Under the CWD Initiative, projects sponsored by RISA, SARP and TRACS include integrated, problem-focused research and the transition of research-to-operations. These projects address the effects of drought on society and economically productive sectors of the US economy and the expressed needs of regional decision makers as they confront the challenges of drought planning, mitigation and efforts to incorporate climate variability over years to decades into their planning processes.

The Initiative focused on funding projects within the following three areas: (1) support cross-RISA team drought projects to build upon and highlight the experience gained throughout the RISA network of researcher-practitioner collaborations; specifically exploring issues of testing drought-focused tools across different regions and/or working across RISA teams on drought issues within a river basin or specified geographic area; (2) identify via a sector-based impacts research effort the economic and social effects of drought (across the US) through methods compatible with the short and long-term data and information needs of policy and decision makers; and (3) meet user requirements for the development of end-stage climate information tailored for specific decision needs associated with operational activities. It is expected that research from these projects will provide resources to respond to the challenges of such practical issues as the re-licensing of dams, reservoir management challenges, ecosystem restoration initiatives, and a host of other complex and competing water-resource allocation issues. Research findings are also expected to result in more widespread use of climate information and will be critical to building an end-to-end climate service.

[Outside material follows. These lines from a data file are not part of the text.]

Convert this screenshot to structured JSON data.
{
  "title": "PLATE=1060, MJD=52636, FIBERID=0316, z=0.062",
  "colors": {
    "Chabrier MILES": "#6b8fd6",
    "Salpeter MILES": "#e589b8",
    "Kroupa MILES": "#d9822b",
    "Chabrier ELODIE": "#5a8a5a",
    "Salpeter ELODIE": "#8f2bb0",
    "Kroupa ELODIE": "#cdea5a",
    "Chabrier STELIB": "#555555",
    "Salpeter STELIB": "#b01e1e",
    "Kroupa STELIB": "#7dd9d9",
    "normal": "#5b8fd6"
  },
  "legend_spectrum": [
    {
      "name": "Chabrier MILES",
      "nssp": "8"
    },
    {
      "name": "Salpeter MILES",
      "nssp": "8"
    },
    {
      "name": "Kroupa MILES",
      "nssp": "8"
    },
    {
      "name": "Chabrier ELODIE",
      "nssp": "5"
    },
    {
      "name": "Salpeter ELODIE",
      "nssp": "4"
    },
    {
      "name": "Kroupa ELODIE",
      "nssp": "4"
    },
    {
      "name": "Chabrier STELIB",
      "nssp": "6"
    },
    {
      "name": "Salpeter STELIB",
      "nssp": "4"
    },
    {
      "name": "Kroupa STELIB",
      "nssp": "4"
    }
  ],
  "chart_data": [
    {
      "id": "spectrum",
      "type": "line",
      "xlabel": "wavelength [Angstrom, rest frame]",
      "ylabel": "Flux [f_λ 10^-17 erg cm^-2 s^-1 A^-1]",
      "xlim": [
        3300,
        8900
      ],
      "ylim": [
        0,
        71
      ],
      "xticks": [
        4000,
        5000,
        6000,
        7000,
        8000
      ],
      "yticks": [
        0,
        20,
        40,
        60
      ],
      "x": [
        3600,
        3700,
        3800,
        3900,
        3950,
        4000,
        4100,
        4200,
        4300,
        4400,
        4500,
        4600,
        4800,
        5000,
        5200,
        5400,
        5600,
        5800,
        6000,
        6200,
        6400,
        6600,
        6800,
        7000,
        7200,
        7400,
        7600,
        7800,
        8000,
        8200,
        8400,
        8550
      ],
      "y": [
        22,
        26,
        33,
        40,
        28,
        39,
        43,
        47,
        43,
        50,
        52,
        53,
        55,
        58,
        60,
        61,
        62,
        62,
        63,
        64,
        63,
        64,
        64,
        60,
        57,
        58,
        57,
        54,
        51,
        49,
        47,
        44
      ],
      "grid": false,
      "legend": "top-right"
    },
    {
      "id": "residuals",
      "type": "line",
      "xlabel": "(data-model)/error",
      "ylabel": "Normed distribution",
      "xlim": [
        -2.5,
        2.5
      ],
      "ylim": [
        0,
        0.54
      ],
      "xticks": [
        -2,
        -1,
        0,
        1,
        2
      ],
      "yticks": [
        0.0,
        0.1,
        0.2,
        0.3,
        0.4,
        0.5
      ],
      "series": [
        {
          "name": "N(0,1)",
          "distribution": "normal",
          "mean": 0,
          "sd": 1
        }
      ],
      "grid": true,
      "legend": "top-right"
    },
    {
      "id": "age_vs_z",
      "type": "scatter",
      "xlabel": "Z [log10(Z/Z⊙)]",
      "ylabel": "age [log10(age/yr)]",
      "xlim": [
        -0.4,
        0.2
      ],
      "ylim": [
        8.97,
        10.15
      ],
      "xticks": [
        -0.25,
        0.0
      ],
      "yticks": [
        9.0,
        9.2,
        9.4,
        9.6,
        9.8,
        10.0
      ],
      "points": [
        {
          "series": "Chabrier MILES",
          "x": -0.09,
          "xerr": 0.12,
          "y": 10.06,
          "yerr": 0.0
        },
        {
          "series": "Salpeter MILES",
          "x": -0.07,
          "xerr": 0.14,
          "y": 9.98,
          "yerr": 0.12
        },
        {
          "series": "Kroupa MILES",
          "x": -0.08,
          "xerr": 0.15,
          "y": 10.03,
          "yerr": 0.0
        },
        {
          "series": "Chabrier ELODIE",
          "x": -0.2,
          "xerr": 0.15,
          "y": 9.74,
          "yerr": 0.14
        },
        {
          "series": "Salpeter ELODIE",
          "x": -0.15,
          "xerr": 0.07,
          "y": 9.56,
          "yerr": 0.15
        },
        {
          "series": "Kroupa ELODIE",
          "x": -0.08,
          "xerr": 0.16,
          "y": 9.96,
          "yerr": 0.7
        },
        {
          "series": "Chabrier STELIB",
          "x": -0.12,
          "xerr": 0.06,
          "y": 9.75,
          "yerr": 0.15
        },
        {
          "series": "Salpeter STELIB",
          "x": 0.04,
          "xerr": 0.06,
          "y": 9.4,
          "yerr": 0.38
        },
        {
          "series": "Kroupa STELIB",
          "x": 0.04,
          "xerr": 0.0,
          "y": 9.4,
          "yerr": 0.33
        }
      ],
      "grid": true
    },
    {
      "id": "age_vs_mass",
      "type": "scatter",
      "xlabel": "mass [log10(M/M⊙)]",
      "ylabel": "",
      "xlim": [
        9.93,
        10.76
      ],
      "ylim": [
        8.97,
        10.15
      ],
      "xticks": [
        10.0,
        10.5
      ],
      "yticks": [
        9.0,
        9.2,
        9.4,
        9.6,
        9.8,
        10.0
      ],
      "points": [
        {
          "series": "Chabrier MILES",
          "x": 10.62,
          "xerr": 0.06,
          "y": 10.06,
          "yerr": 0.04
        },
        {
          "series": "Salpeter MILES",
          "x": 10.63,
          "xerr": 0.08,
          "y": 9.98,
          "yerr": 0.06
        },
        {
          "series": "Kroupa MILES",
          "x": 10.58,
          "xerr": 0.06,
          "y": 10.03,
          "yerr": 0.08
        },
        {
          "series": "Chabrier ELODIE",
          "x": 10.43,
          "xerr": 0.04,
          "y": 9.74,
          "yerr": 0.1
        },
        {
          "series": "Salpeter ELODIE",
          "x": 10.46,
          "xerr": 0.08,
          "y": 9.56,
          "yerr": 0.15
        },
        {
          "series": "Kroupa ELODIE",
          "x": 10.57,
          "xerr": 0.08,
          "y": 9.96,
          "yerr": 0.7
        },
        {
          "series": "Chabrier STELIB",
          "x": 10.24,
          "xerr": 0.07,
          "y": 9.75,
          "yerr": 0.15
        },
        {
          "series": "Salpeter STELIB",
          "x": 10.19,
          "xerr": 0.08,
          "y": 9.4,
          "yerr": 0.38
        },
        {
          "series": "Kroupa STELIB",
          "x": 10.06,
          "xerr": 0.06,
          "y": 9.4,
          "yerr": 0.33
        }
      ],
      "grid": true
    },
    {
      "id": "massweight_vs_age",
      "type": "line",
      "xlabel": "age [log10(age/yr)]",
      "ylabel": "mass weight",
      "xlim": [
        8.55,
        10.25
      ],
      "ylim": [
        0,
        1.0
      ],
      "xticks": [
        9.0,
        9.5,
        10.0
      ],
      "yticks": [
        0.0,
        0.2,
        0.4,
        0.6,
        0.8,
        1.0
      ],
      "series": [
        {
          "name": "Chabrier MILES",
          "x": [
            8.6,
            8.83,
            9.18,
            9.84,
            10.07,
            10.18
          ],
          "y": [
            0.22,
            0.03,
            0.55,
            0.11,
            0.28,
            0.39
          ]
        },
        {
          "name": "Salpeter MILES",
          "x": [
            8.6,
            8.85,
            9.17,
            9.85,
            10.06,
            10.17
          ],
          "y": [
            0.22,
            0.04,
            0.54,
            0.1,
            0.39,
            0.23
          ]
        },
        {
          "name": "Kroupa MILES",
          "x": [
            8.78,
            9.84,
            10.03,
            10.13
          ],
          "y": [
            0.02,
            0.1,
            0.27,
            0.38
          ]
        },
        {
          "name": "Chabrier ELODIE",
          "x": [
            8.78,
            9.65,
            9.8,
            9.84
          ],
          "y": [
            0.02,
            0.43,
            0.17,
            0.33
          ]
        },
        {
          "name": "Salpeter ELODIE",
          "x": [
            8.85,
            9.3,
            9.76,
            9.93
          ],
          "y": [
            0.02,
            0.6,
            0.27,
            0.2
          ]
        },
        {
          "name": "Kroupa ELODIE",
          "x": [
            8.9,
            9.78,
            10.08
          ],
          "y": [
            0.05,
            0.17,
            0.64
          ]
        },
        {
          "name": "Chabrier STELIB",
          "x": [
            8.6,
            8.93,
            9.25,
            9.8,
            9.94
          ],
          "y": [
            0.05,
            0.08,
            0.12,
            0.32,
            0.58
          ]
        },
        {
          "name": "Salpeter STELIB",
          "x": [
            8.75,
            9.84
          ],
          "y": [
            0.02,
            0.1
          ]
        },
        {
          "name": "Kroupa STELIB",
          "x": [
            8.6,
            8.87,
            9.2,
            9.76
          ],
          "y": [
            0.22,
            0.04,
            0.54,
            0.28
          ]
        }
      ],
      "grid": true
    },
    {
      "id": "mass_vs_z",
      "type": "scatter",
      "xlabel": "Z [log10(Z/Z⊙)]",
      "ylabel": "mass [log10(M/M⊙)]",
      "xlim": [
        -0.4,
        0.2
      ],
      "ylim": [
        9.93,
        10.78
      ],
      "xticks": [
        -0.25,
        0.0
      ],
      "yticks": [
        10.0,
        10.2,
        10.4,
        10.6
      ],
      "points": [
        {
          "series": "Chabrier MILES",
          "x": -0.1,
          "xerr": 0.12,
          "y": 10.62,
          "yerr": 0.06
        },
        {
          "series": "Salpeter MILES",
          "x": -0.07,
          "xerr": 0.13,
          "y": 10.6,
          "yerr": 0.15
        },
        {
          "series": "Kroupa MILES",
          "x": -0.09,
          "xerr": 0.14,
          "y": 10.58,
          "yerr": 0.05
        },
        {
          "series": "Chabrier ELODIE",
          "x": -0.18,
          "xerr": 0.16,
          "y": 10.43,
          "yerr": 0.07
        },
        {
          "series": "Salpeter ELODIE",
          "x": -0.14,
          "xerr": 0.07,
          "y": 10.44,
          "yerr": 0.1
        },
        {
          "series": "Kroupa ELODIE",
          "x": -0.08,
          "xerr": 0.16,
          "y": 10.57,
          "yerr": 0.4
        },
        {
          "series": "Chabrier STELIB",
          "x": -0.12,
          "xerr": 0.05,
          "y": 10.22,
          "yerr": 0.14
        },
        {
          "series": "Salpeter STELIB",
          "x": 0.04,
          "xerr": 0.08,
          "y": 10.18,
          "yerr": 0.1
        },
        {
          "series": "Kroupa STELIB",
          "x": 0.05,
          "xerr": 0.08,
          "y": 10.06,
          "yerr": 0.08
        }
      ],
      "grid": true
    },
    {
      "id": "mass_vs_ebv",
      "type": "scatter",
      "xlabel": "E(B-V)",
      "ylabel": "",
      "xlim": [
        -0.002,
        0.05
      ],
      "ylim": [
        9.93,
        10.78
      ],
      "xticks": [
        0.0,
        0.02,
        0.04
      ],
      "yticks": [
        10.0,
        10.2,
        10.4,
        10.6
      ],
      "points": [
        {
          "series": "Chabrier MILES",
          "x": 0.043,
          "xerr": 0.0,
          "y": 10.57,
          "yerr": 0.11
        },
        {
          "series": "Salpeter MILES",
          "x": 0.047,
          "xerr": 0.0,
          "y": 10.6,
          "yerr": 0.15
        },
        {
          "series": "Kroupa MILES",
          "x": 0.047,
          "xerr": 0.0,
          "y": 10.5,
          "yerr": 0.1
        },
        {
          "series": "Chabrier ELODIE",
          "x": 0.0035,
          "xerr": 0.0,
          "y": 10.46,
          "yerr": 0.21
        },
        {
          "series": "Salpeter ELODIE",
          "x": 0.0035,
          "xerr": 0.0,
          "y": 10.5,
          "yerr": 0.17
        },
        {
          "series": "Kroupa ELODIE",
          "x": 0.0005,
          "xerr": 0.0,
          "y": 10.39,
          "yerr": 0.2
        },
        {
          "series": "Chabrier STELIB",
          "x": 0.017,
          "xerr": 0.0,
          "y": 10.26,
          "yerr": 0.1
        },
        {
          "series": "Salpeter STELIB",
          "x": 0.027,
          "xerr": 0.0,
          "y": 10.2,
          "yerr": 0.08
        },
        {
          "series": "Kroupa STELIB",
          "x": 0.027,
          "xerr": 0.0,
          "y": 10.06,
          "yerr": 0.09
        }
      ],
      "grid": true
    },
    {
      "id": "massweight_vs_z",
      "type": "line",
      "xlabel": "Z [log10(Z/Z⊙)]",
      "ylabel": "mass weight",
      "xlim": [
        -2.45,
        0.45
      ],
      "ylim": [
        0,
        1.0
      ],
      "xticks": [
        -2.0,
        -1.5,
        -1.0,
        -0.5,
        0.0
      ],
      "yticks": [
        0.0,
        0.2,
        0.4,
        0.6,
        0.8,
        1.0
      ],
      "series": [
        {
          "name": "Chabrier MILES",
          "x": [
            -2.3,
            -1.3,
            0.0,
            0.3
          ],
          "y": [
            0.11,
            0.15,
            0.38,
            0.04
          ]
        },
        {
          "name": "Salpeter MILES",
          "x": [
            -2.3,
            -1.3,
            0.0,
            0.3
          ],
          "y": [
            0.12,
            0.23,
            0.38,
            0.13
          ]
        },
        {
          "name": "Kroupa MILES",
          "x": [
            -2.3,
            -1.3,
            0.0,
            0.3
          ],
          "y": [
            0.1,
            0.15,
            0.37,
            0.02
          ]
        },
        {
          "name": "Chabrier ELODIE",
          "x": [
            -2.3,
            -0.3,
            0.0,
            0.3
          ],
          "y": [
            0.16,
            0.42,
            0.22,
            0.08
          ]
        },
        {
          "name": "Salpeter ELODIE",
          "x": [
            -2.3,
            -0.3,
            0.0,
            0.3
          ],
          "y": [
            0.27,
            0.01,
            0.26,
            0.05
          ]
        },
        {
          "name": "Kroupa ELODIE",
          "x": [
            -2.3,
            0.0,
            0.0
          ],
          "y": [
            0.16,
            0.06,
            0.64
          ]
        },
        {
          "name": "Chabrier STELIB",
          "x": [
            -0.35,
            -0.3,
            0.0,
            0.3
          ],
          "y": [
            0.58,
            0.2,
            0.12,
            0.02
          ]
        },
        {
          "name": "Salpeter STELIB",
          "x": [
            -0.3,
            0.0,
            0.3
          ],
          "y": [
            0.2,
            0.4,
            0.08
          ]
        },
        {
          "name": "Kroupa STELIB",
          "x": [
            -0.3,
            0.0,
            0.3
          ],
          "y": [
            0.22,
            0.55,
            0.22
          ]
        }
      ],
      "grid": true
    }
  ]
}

The first of the CWD-funded projects are completing their work and reporting on their results. The presentations included in this AMS session highlight projects funded by all three programs in the first few years of this initiative. These particular presentations were chosen from among over 25 projects already funded to date because they demonstrate the connectivity among the three NOAA programs in addressing “Coping with Drought.” Each of the presenters represents an institution, which has received funding from two or more of the NOAA-member program funders of this initiative.